Parents weighing up a fully online British school for the first time usually have three quiet worries: is the qualification genuinely equivalent, will my child make friends, and will universities take it seriously? All three are fair questions. This section answers each one directly, using specifics about how DIS classes run, what the Cambridge IGCSE and A-Level papers look like, and where students sit their exams.
DIS runs live Cambridge IGCSE and A-Level classes on a fixed Monday-to-Friday timetable aligned to Gulf Standard Time. Classes are not pre-recorded videos. A teacher is present, register is taken, questions are answered in real time, and work is submitted through the DIS platform. The experience is a school day, not a self-study session.
Class sizes run at 4–6 students per live session. That is materially smaller than a typical campus cohort of 24–28. Smaller classes mean more teacher time per student, faster feedback on written work, and a closer relationship with the instructor across the academic year. Students know their teacher. The teacher knows them.
On the question of exams: DIS students sit Cambridge IGCSE and A-Level papers at approved Cambridge exam centres, including the British Council Dubai and equivalent centres across the GCC. The papers are identical to those sat by students at any campus British school anywhere in the world. The certificate issued by Cambridge Assessment International Education carries no marker indicating online study.
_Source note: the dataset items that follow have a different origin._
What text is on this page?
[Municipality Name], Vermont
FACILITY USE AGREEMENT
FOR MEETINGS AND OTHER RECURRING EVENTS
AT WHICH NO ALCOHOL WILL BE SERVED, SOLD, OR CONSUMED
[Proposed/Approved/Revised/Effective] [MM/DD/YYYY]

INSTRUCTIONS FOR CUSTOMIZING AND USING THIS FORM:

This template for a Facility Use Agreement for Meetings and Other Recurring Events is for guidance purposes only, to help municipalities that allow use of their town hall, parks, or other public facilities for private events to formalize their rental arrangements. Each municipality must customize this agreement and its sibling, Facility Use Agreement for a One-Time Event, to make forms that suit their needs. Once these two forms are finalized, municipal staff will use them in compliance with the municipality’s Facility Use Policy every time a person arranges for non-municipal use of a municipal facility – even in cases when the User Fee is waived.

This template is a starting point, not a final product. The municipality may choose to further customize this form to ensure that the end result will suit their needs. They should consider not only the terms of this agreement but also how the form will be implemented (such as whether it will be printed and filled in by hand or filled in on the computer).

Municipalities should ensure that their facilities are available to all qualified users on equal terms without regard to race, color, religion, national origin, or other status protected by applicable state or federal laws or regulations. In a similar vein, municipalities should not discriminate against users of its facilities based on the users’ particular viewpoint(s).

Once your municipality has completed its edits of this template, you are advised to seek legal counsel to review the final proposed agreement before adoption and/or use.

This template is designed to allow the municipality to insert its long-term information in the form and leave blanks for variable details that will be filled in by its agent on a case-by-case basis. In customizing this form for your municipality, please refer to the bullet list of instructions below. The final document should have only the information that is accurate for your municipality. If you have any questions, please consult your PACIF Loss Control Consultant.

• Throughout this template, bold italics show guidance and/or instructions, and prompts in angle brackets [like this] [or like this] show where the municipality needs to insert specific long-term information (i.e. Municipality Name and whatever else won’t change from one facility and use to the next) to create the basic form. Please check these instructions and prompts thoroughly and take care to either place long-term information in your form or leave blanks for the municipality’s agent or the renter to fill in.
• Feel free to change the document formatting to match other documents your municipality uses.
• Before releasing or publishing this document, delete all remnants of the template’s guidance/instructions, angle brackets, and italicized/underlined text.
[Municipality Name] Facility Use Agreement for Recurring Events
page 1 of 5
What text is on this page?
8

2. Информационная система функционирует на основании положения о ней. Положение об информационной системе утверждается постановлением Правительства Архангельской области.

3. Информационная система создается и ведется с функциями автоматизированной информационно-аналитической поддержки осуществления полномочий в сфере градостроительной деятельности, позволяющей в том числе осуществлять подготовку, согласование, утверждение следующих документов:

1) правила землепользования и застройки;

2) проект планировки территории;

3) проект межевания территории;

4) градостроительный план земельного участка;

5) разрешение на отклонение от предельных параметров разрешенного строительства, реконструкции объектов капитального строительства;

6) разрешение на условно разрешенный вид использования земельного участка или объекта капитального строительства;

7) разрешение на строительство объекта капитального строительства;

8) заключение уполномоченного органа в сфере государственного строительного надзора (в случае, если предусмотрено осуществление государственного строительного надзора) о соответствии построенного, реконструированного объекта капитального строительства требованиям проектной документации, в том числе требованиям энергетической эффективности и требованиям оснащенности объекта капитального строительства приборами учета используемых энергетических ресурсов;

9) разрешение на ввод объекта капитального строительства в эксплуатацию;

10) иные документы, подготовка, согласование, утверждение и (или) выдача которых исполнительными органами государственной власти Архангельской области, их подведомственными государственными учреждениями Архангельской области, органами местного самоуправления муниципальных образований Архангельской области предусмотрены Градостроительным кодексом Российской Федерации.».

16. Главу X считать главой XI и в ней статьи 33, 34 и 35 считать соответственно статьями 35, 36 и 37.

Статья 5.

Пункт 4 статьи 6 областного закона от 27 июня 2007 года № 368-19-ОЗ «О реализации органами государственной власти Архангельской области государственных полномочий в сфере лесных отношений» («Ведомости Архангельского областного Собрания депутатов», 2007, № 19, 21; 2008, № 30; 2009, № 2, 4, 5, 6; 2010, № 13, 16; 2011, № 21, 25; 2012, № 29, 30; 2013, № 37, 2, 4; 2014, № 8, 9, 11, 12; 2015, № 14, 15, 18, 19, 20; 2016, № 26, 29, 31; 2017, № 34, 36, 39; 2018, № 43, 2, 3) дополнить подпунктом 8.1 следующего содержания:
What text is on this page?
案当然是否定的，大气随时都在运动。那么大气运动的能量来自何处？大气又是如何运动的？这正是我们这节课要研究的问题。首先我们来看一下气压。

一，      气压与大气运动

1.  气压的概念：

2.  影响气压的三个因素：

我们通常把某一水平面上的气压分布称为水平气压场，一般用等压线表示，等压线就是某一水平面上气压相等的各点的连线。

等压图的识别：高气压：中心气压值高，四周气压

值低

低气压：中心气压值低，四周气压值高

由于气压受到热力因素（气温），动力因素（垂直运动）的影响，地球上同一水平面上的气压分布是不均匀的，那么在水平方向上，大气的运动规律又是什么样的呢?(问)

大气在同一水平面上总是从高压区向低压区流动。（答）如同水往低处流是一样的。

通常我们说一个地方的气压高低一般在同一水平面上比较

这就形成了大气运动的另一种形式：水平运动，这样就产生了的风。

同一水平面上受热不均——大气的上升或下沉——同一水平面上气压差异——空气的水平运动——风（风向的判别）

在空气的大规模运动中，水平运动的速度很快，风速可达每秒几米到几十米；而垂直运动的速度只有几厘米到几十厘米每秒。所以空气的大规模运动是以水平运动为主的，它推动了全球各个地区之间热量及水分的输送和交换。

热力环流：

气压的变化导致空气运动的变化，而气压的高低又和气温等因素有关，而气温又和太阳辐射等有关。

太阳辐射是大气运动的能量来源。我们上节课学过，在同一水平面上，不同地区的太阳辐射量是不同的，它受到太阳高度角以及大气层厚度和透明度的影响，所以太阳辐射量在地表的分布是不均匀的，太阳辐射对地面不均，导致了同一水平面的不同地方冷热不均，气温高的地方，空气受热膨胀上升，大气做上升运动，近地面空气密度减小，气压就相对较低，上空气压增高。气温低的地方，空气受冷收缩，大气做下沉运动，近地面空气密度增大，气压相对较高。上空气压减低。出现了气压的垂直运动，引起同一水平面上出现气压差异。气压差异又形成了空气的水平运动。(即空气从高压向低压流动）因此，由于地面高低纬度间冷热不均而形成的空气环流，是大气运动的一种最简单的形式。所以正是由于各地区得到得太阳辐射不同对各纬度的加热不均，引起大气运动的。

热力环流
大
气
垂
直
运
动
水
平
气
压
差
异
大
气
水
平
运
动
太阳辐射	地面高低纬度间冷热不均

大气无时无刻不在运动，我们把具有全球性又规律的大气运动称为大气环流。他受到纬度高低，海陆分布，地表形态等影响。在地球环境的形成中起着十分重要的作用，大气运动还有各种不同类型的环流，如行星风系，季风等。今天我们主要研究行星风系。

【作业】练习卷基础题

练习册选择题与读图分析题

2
Universities in the UK, US, Europe, and across the GCC receive the same transcript they would from a brick-and-mortar British school.
Socialising outside the classroom is not the school's responsibility to provide. It is the family's to design. DIS students typically join local sport clubs, community groups, weekend activities, and in-person enrichment programmes. Because the school day ends at home with no commute, there is genuinely more time for those pursuits than a campus school day with a 90-minute round trip typically allows.